I have a similar question, though maybe more detailed.
Given that I can collect CPU, IO, and Spool utilization for 2 queries, how do I combine these numbers to come up with a meaningful comparison?
Result in essentially the same elapsed time on a quiscent system, but have different values for these metrics, how do I determine which is more efficenti overall?
In my case, our system seems to be IO bound, so are IO points worth more in determine some sort of overall score?
It is as you stated - the query cost depend on your workload and system. In an IO bound system you would rate IO higher than in a CPU bound system. But I think there is no golden rule for all systems.
I usually check
and ellapsed time - but this will depend heavilly on concurent workload and need further consideration.
Also check that you run queries multiple times and in different order - as you might also face differences due to caching.
The skew can be very important - sometimes a query which is using more CPU but has a much lower CPU skew can be better for the whole system.
Instead of CPU skeq you can check impact CPU = max_vproc_CPU * number of Vprocs.
Well Everyone has their own way to look into parameters that give meanigful information for their systems. But one thing that I always suggest at customer sites is not judge the performance of the query by elapsed time. It is so misleading as it depends on various parameters of the system like concurrency, workloads running at that time, blockings, run away queries and the load on the system. what is consistent no matter when you run the query is the query execution path, resources used and its break down.
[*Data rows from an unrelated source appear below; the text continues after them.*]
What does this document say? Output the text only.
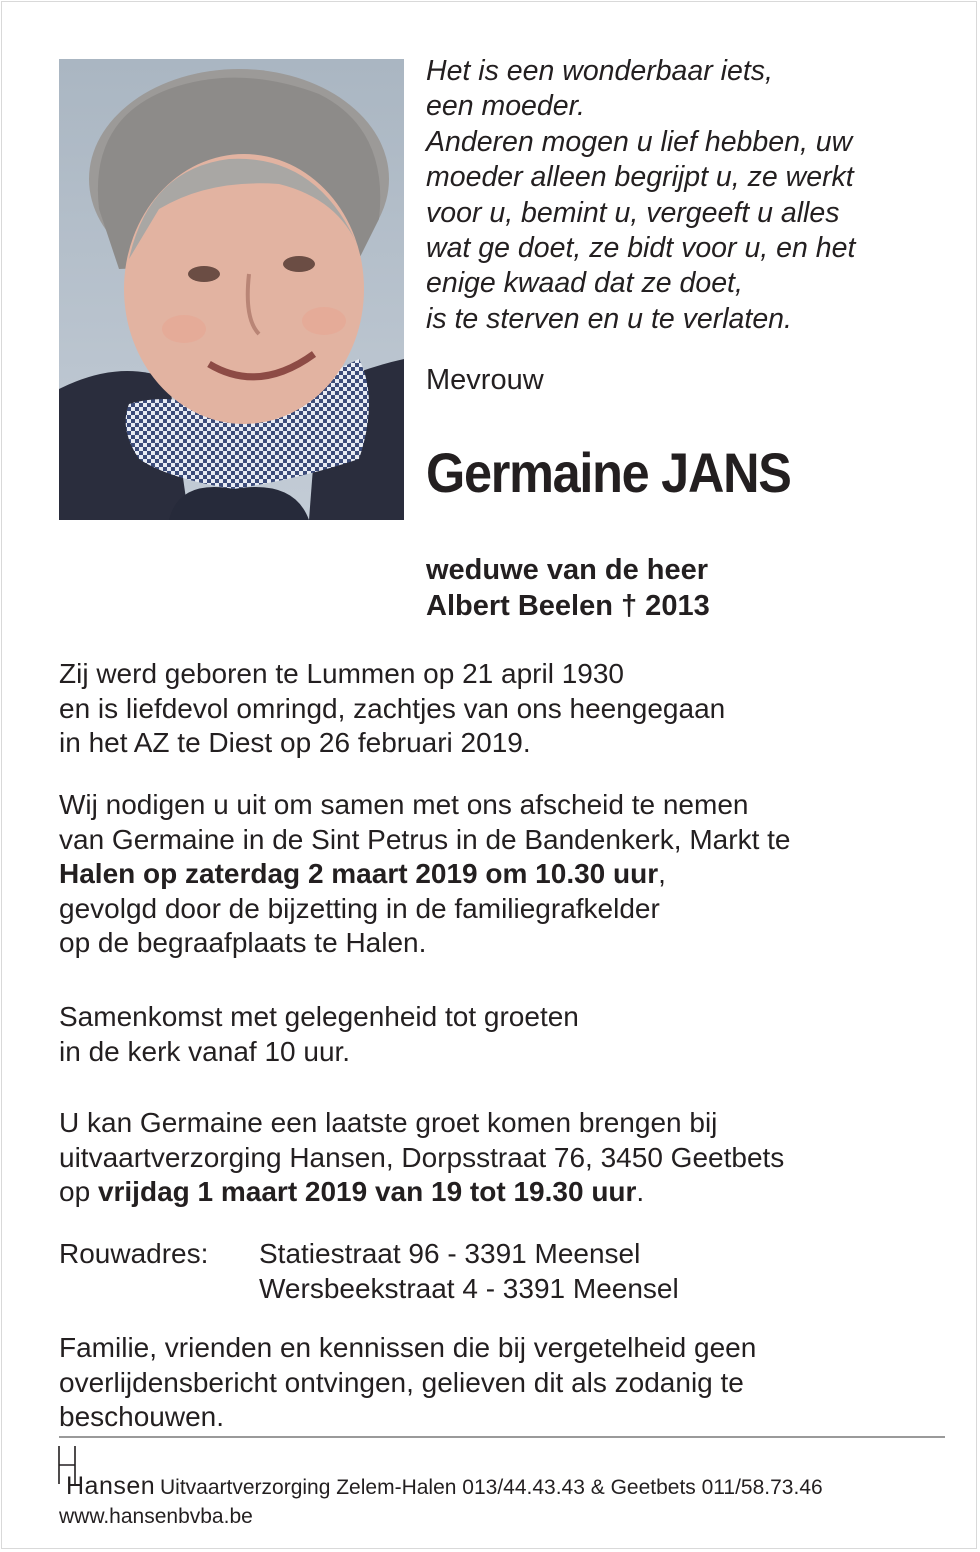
Het is een wonderbaar iets,
een moeder.
Anderen mogen u lief hebben, uw
moeder alleen begrijpt u, ze werkt
voor u, bemint u, vergeeft u alles
wat ge doet, ze bidt voor u, en het
enige kwaad dat ze doet,
is te sterven en u te verlaten.
Mevrouw
Germaine JANS
weduwe van de heer
Albert Beelen † 2013
Zij werd geboren te Lummen op 21 april 1930
en is liefdevol omringd, zachtjes van ons heengegaan
in het AZ te Diest op 26 februari 2019.
Wij nodigen u uit om samen met ons afscheid te nemen
van Germaine in de Sint Petrus in de Bandenkerk, Markt te
Halen op zaterdag 2 maart 2019 om 10.30 uur,
gevolgd door de bijzetting in de familiegrafkelder
op de begraafplaats te Halen.
Samenkomst met gelegenheid tot groeten
in de kerk vanaf 10 uur.
U kan Germaine een laatste groet komen brengen bij
uitvaartverzorging Hansen, Dorpsstraat 76, 3450 Geetbets
op vrijdag 1 maart 2019 van 19 tot 19.30 uur.
Rouwadres: Statiestraat 96 - 3391 Meensel
Wersbeekstraat 4 - 3391 Meensel
Familie, vrienden en kennissen die bij vergetelheid geen
overlijdensbericht ontvingen, gelieven dit als zodanig te
beschouwen.
Hansen Uitvaartverzorging Zelem-Halen 013/44.43.43 & Geetbets 011/58.73.46
www.hansenbvba.be
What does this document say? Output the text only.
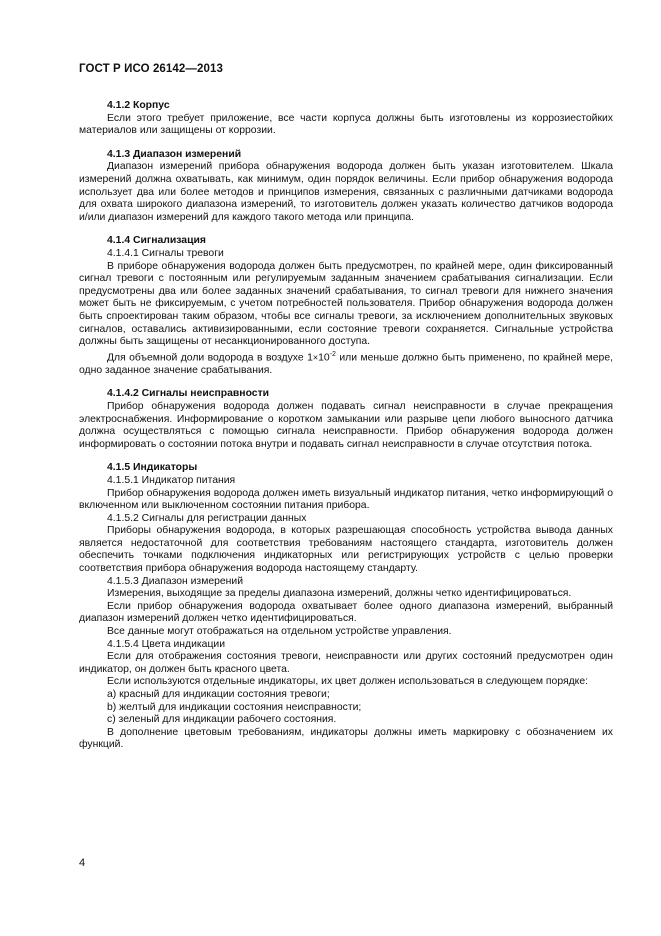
ГОСТ Р ИСО 26142—2013

4.1.2 Корпус

Если этого требует приложение, все части корпуса должны быть изготовлены из коррозиестойких материалов или защищены от коррозии.

4.1.3 Диапазон измерений

Диапазон измерений прибора обнаружения водорода должен быть указан изготовителем. Шкала измерений должна охватывать, как минимум, один порядок величины. Если прибор обнаружения водорода использует два или более методов и принципов измерения, связанных с различными датчиками водорода для охвата широкого диапазона измерений, то изготовитель должен указать количество датчиков водорода и/или диапазон измерений для каждого такого метода или принципа.

4.1.4 Сигнализация

4.1.4.1 Сигналы тревоги

В приборе обнаружения водорода должен быть предусмотрен, по крайней мере, один фиксированный сигнал тревоги с постоянным или регулируемым заданным значением срабатывания сигнализации. Если предусмотрены два или более заданных значений срабатывания, то сигнал тревоги для нижнего значения может быть не фиксируемым, с учетом потребностей пользователя. Прибор обнаружения водорода должен быть спроектирован таким образом, чтобы все сигналы тревоги, за исключением дополнительных звуковых сигналов, оставались активизированными, если состояние тревоги сохраняется. Сигнальные устройства должны быть защищены от несанкционированного доступа.

Для объемной доли водорода в воздухе $1\times 10^{-2}$ или меньше должно быть применено, по крайней мере, одно заданное значение срабатывания.

4.1.4.2 Сигналы неисправности

Прибор обнаружения водорода должен подавать сигнал неисправности в случае прекращения электроснабжения. Информирование о коротком замыкании или разрыве цепи любого выносного датчика должна осуществляться с помощью сигнала неисправности. Прибор обнаружения водорода должен информировать о состоянии потока внутри и подавать сигнал неисправности в случае отсутствия потока.

4.1.5 Индикаторы

4.1.5.1 Индикатор питания

Прибор обнаружения водорода должен иметь визуальный индикатор питания, четко информирующий о включенном или выключенном состоянии питания прибора.

4.1.5.2 Сигналы для регистрации данных

Приборы обнаружения водорода, в которых разрешающая способность устройства вывода данных является недостаточной для соответствия требованиям настоящего стандарта, изготовитель должен обеспечить точками подключения индикаторных или регистрирующих устройств с целью проверки соответствия прибора обнаружения водорода настоящему стандарту.

4.1.5.3 Диапазон измерений

Измерения, выходящие за пределы диапазона измерений, должны четко идентифицироваться.

Если прибор обнаружения водорода охватывает более одного диапазона измерений, выбранный диапазон измерений должен четко идентифицироваться.

Все данные могут отображаться на отдельном устройстве управления.

4.1.5.4 Цвета индикации

Если для отображения состояния тревоги, неисправности или других состояний предусмотрен один индикатор, он должен быть красного цвета.

Если используются отдельные индикаторы, их цвет должен использоваться в следующем порядке:

а) красный для индикации состояния тревоги;

b) желтый для индикации состояния неисправности;

с) зеленый для индикации рабочего состояния.

В дополнение цветовым требованиям, индикаторы должны иметь маркировку с обозначением их функций.

4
Based on the type of bound look for either CPU related or IO related consumptions. SpoolUsage, Impact CPU, UII. These are the parameters that you want to look with the assumption that your query good enough or followed right coding standards.
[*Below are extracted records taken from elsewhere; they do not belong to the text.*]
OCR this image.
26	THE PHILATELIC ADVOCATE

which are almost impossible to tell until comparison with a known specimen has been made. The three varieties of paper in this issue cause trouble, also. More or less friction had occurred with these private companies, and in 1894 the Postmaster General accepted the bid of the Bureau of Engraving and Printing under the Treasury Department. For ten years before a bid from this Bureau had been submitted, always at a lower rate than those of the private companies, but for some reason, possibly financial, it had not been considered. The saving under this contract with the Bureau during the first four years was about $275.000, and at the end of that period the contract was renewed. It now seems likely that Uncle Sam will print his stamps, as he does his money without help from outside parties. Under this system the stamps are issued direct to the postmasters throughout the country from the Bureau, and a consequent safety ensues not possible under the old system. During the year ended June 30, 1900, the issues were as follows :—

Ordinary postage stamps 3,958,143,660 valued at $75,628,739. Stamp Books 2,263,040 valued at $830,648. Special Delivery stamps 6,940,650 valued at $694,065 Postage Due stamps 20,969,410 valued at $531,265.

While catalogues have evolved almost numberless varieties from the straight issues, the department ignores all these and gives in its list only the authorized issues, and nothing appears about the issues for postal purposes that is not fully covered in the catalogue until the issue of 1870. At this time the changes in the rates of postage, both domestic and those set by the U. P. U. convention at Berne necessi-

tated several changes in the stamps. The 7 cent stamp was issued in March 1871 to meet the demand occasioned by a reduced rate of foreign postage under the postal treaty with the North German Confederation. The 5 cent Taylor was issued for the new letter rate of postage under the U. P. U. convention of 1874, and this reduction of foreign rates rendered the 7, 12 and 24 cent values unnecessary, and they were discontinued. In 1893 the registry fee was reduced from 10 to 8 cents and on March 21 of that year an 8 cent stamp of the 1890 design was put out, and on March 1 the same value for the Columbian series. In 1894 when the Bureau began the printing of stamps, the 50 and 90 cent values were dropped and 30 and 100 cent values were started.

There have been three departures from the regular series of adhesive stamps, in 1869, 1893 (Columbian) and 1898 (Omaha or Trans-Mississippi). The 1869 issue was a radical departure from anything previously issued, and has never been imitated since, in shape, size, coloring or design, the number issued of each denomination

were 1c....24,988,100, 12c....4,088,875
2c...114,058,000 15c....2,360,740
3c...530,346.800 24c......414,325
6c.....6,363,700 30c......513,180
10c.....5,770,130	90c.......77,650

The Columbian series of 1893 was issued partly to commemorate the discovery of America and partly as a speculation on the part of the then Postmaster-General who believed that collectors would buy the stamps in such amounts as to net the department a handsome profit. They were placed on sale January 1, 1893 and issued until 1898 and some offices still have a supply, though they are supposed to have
Won't argue against your statement on elapsed time in general
Where it becomes an issue is if elapsed time is the one where SLAs are defined on. Tactical queries can be of this sort. And here sometimes (rare, rare, rare) more CPU can be faster. Here the TSAM settings / assignments will be the key beside the SQL.
The other thing is also that sometimes CPU figures are not showing the truth. See http://forums.teradata.com/forum/teradata-masters/java-udf-cpu-not-tracked-in-dbql
So keeping an eye on it and checking if elapsed time is inline with the expectation shouldn't be an mistake. In 99% of the time all other KPIs will give you more and the right insight of the query difference.
Vasu, what is UII? I am not familiar with that.
I will start considering skew as well.
To Ulrich's point, we do have SLAs defined on elapsed time, which is problematic due to the reasons given. I can have many very efficient queries and still miss my SLAs. I am trying to get to something more empirically based, thus my desire to be able to "score" queries in a consistent and easily compared manner.
ANy insight provided on who to use these other metrics is appreciated.
I've been avoiding spool only becuase it doesn't seem to offer more in detemrining perofrmance than IO does. As spool increases, so does IO. maybe I am missing something here. Feel free to enlighten me.
And thanks again for the input.
As you have SLA on ellapsed time you need to sit together with the workload management people as this is the main area where you have influance on ellapsed time - assuming that you developed the possible SQL / process.
Could anyone give me an example of how the Cost of Query is calculated , with a simple Query.